Wie die Insolvenz verläuft, liegt insbesondere an der Person des Insolvenzverwalters und wie Sie mit der neuen Situation zurecht kommen. Deshalb hierzu ein paar Verhaltenstipps: Bedenken Sie, der Insolvenzverwalter ist nicht Ihr Freund, sondern Ihr Feind. Behandeln Sie ihn respektvoll.
 
Der Insolvenzverwalter ist auch nicht Ihr Rechtsanwalt. Das heißt, er wird kaum reagieren, wenn Sie Fragen haben oder mit ihm sprechen wollen.
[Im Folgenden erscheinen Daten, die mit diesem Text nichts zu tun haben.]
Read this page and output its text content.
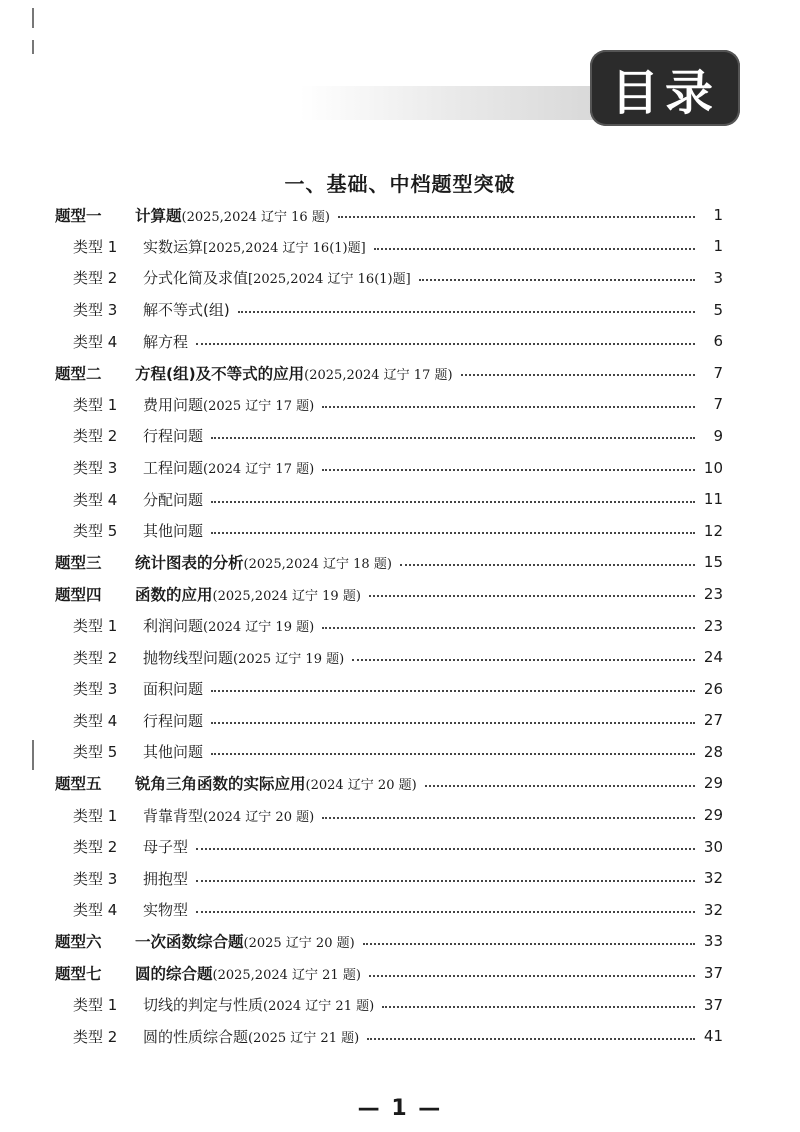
目录
一、基础、中档题型突破
题型一	计算题(2025,2024 辽宁 16 题)	1
类型 1	实数运算[2025,2024 辽宁 16(1)题]	1
类型 2	分式化简及求值[2025,2024 辽宁 16(1)题]	3
类型 3	解不等式(组)	5
类型 4	解方程	6
题型二	方程(组)及不等式的应用(2025,2024 辽宁 17 题)	7
类型 1	费用问题(2025 辽宁 17 题)	7
类型 2	行程问题	9
类型 3	工程问题(2024 辽宁 17 题)	10
类型 4	分配问题	11
类型 5	其他问题	12
题型三	统计图表的分析(2025,2024 辽宁 18 题)	15
题型四	函数的应用(2025,2024 辽宁 19 题)	23
类型 1	利润问题(2024 辽宁 19 题)	23
类型 2	抛物线型问题(2025 辽宁 19 题)	24
类型 3	面积问题	26
类型 4	行程问题	27
类型 5	其他问题	28
题型五	锐角三角函数的实际应用(2024 辽宁 20 题)	29
类型 1	背靠背型(2024 辽宁 20 题)	29
类型 2	母子型	30
类型 3	拥抱型	32
类型 4	实物型	32
题型六	一次函数综合题(2025 辽宁 20 题)	33
题型七	圆的综合题(2025,2024 辽宁 21 题)	37
类型 1	切线的判定与性质(2024 辽宁 21 题)	37
类型 2	圆的性质综合题(2025 辽宁 21 题)	41
— 1 —
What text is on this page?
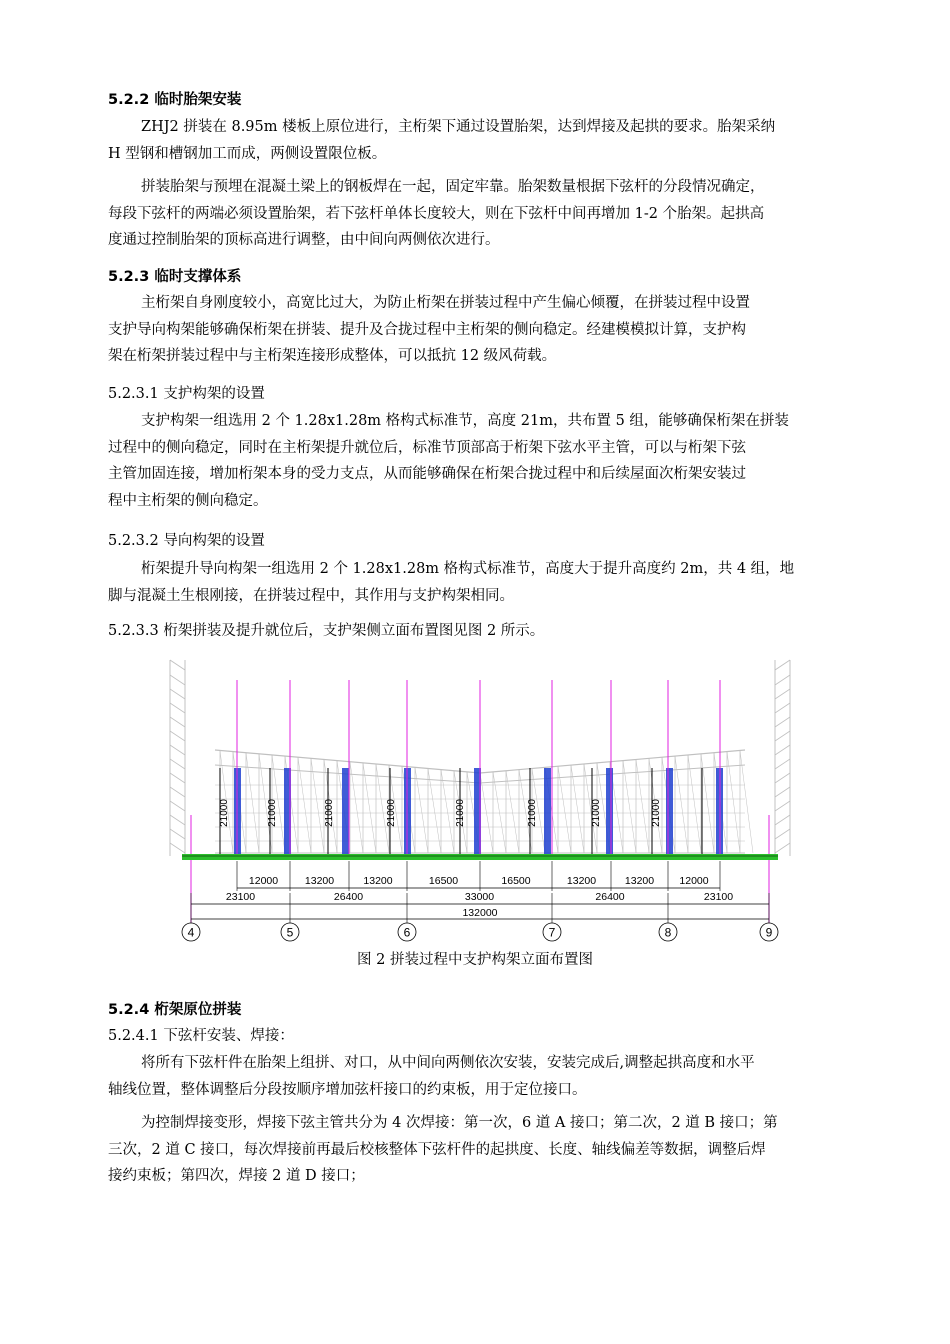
5.2.2 临时胎架安装
ZHJ2 拼装在 8.95m 楼板上原位进行，主桁架下通过设置胎架，达到焊接及起拱的要求。胎架采纳
H 型钢和槽钢加工而成，两侧设置限位板。
拼装胎架与预埋在混凝土梁上的钢板焊在一起，固定牢靠。胎架数量根据下弦杆的分段情况确定，
每段下弦杆的两端必须设置胎架，若下弦杆单体长度较大，则在下弦杆中间再增加 1-2 个胎架。起拱高
度通过控制胎架的顶标高进行调整，由中间向两侧依次进行。
5.2.3 临时支撑体系
主桁架自身刚度较小，高宽比过大，为防止桁架在拼装过程中产生偏心倾覆，在拼装过程中设置
支护导向构架能够确保桁架在拼装、提升及合拢过程中主桁架的侧向稳定。经建模模拟计算，支护构
架在桁架拼装过程中与主桁架连接形成整体，可以抵抗 12 级风荷载。
5.2.3.1 支护构架的设置
支护构架一组选用 2 个 1.28x1.28m 格构式标准节，高度 21m，共布置 5 组，能够确保桁架在拼装
过程中的侧向稳定，同时在主桁架提升就位后，标准节顶部高于桁架下弦水平主管，可以与桁架下弦
主管加固连接，增加桁架本身的受力支点，从而能够确保在桁架合拢过程中和后续屋面次桁架安装过
程中主桁架的侧向稳定。
5.2.3.2 导向构架的设置
桁架提升导向构架一组选用 2 个 1.28x1.28m 格构式标准节，高度大于提升高度约 2m，共 4 组，地
脚与混凝土生根刚接，在拼装过程中，其作用与支护构架相同。
5.2.3.3 桁架拼装及提升就位后，支护架侧立面布置图见图 2 所示。
21000	21000	21000	21000	21000	21000	21000	21000
12000	13200	13200	16500	16500	13200	13200 12000
23100	26400	33000	26400	23100
132000
4	5	6	7	8	9
图 2 拼装过程中支护构架立面布置图
5.2.4 桁架原位拼装
5.2.4.1 下弦杆安装、焊接：
将所有下弦杆件在胎架上组拼、对口，从中间向两侧依次安装，安装完成后,调整起拱高度和水平
轴线位置，整体调整后分段按顺序增加弦杆接口的约束板，用于定位接口。
为控制焊接变形，焊接下弦主管共分为 4 次焊接：第一次，6 道 A 接口；第二次，2 道 B 接口；第
三次，2 道 C 接口，每次焊接前再最后校核整体下弦杆件的起拱度、长度、轴线偏差等数据，调整后焊
接约束板；第四次，焊接 2 道 D 接口；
Dazu ist er nicht verpflichtet.
 
Lassen Sie den Treuhänder deswegen in Ruhe. Wenn er etwas von Ihnen will, wird er sich SCHRIFTLICH bei Ihnen melden. Beantworten Sie seine schriftlichen Anfragen ebenfalls schriftlich und behalten Sie eine Kopie Ihres Schreibens als Nachweis.
 
Neben Ihren Einkommensverhältnissen recherchiert der Treuhänder auch nach Steuerrückerstattungsansprüchen und Betriebskostenerstattung, weil beides zur Insolvenzmasse gehört. Also wird er entsprechende Unterlagen von Ihnen abfordern.
 
Im Insolvenzverfahren können Sie nach wie vor tun und lassen, was Sie wollen. Sie müssen den Insolvenzverwalter beispielsweise nicht fragen, ob Sie in den Urlaub fahren oder die Wohnung wechseln dürfen.
 

Der Insolvenzverwalter ist nur für die Insolvenzmasse da. Das heißt: Wie Sie Ihr pfändungsfreies Einkommen ausgeben, geht nach wie niemanden etwas an!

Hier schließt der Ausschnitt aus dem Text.